College football commissioners in mid-April insisted sports cannot be played this fall if campuses are not open, a stance echoed by NCAA President Mark Emmert. Still, schools are working hard to find ways to play, and there are encouraging signs even if campuses are not fully open in the traditional sense.
Much more is at stake from a century ago: TV money, bowl games, conference championships, cross-country travel all need to be sorted out. In 1918, there were no more than 90 college football teams.
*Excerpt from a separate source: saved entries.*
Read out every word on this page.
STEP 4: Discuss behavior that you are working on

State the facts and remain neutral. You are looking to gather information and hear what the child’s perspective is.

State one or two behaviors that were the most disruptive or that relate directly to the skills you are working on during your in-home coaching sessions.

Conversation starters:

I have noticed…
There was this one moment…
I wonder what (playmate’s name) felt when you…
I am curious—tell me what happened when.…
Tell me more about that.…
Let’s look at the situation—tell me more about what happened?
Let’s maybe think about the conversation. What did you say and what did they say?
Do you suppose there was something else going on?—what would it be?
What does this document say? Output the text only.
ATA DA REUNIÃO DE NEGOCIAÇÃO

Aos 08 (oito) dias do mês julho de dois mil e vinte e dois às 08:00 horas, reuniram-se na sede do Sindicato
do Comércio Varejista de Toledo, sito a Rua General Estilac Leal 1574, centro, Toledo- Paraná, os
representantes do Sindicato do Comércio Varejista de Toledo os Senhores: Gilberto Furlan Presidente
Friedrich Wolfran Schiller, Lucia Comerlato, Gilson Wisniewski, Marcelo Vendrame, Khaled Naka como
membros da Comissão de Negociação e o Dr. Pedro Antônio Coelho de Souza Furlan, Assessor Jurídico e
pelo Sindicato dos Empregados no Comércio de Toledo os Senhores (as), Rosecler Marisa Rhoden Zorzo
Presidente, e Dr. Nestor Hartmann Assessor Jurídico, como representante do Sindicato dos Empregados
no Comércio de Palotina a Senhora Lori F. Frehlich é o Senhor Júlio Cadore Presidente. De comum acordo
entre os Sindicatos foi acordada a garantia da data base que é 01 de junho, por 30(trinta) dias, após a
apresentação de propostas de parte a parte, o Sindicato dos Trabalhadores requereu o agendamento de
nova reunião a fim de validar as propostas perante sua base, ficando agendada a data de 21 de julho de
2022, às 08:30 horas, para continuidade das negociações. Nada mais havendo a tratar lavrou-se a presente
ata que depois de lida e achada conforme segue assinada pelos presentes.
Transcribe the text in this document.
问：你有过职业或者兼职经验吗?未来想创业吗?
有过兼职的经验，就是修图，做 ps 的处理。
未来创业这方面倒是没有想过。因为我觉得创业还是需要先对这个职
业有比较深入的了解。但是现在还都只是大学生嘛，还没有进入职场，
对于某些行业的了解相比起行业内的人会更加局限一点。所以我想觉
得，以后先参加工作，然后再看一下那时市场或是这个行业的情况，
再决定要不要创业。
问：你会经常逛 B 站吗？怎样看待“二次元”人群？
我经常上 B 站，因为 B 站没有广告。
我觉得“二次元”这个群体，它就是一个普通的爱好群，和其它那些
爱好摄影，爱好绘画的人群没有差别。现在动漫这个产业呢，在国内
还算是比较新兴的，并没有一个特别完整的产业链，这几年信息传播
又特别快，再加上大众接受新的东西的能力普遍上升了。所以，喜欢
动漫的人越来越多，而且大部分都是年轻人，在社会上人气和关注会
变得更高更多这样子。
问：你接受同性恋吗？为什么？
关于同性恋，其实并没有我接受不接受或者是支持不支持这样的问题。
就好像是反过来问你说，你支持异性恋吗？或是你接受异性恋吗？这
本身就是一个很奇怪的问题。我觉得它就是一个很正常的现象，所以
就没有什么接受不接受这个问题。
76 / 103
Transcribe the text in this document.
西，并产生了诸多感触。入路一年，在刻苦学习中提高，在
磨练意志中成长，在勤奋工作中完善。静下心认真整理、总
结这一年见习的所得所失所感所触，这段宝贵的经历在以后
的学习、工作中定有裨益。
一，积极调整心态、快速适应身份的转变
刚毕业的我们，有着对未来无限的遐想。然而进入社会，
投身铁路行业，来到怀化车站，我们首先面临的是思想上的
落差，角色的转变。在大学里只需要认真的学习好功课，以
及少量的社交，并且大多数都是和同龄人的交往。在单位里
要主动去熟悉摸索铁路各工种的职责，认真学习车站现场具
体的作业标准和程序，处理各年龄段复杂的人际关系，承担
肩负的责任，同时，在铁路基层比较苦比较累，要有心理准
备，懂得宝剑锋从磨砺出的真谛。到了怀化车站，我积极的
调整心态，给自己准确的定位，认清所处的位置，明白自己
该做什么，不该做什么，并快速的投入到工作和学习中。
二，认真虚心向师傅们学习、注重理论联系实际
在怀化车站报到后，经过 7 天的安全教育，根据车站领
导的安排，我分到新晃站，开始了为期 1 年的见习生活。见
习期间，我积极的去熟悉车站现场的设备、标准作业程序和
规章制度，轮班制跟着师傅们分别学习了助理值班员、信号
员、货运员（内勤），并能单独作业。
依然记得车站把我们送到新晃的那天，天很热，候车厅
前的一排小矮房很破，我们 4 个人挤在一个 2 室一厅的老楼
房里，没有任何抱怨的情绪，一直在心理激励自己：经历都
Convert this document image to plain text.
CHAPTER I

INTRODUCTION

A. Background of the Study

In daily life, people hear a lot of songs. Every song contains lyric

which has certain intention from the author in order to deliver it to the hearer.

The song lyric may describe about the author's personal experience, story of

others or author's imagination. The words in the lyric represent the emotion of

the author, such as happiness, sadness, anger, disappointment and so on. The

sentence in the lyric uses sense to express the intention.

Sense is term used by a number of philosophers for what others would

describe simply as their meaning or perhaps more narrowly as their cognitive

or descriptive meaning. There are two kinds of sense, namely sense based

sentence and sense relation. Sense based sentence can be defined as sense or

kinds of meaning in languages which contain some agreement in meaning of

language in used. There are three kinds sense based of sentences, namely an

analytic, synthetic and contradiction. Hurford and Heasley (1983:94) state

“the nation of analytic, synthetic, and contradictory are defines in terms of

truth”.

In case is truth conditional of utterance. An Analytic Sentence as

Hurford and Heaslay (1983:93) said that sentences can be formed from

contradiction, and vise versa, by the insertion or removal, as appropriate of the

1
There are 130 major college football teams alone in 2020, spread across 41 states and competing in 10 conferences, save for a handful of independents.
To play or not to play is still the essential dilemma a century later but football — and sports — will return at some point, as it did in 1919. The Ogden Standard noted after the sport’s yearlong break in the state it was “anxiously awaiting the rustle of the cleated shoes, the line plunges of victory and the return of the greatest of all college sports.”
“People really wanted to get back to their lives,” Smith said. “Sports is all about the human experience, human connection. We’re not meant to isolated. That’s a frustration a lot of people have in 1918 and today. I think people not being able to attend sporting events is symbolic of a larger sense of loss in America.”